With winter coming, these plants have gardens covered

Oct. 17—ROCHESTER — Cold weather is settling in, but that doesn’t mean outside gardening work is done.

Gardeners agree leaving bare soil isn’t a best practice for soil health next year.

The solution? Cover crops.

When Matthew Vetting harvested his garlic in July, he planted Daikon radishes. Even after a couple frosts, the radish plants were still in bloom Sunday.

“If it was warmer, you’d see the bees all over them,” Vetting told a group touring his garden at his Southeast Rochester home Sunday.

The tour and demonstration was scheduled and sponsored by the

Backyard Bounty Urban Homesteading Meetup group

. Members of the group toured Vetting’s outdoor property and garden. Vetting had

his home built with resilient and sustainable technologies

to make it an energy net-zero home. Robust gardens add another layer of self sufficiency, he said.

Heidi Kass, who coordinates the group, brought buckwheat seeds she harvested from a late summer cover crop she planted.
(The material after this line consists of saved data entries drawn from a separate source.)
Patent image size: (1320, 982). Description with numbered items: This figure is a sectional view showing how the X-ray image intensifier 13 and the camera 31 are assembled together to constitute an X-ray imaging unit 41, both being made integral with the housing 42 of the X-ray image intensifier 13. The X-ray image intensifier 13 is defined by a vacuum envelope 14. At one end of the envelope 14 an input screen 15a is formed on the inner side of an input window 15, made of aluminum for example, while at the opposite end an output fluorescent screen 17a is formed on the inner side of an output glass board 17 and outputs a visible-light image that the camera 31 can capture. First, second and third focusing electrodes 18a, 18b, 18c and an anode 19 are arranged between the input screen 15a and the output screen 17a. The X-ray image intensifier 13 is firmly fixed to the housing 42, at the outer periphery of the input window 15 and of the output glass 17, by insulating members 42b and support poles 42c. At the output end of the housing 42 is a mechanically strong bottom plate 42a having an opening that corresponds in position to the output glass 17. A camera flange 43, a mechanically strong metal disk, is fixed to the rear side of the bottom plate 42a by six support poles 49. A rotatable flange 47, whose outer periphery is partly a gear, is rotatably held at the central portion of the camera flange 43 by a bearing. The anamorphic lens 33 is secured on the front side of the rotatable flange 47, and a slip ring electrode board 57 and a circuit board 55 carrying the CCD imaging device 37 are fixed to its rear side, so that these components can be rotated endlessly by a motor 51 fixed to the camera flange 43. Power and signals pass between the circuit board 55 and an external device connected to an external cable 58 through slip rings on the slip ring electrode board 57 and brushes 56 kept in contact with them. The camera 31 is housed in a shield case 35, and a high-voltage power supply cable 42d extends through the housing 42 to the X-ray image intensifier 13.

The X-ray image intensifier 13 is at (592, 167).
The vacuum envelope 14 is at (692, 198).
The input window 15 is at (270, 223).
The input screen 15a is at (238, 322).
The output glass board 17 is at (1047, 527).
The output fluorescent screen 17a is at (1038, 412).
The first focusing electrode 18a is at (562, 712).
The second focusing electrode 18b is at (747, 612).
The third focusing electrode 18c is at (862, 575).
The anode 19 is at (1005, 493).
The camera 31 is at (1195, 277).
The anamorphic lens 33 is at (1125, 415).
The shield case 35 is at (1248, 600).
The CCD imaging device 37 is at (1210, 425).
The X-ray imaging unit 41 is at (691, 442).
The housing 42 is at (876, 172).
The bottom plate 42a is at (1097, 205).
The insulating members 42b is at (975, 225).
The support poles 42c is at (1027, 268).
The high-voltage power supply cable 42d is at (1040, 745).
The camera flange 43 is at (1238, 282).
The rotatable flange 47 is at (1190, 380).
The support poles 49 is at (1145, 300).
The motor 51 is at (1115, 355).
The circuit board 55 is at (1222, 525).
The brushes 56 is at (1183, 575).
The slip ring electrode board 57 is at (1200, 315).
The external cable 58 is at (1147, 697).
Kass said she planted the crop in the summer and it went to seed, which she plans to use and share for next year.

Kass said people who don’t want the extra work of harvesting a crop can plant crops like buckwheat later in the growing season such as August and September. The first frost will likely kill off the plants before they go to seed.

“If it’s just blooming, the frost will take care of it,” Kass said.

The buckwheat will still offer the benefits of preventing weeds, keeping the soil oxygenated and teeming with life from the roots the plants produce. It also adds nutrients to the soil once they die off.

Another popular late-season cover crop is cilantro. Vetting planted a garden bed with cilantro after harvesting onions and garlic in January and August. He said having cilantro available late in the year when peppers and tomatoes are ripe is good timing for salsa makers.

Vetting won’t harvest the Daikon radishes he planted. They’ve already done what he needed them to do — feed his bees, pull nutrients from deep in the soil to the surface and keep a garden bed covered.

Instead, he will cover the plants in the spring, add compost and plant potatoes.

Although cover crops are a best practice in gardening, they still haven’t taken root more widely. One reason is because they can take extra work to keep from going to seed and returning next spring.

“You don’t want it to come back and haunt you next year,” Kass said.

On a large scale that effort might not always be economical. Even on a smaller scale, it can still be extra work.

“It’s like all our energy goes into the spring planting and when it comes to mid year, we just don’t have the motivation,” Kass said.

This late in the year, Kass suggests covering bare soil with mulch.

“It will keep your soil cool, it will keep down weeds,” she said.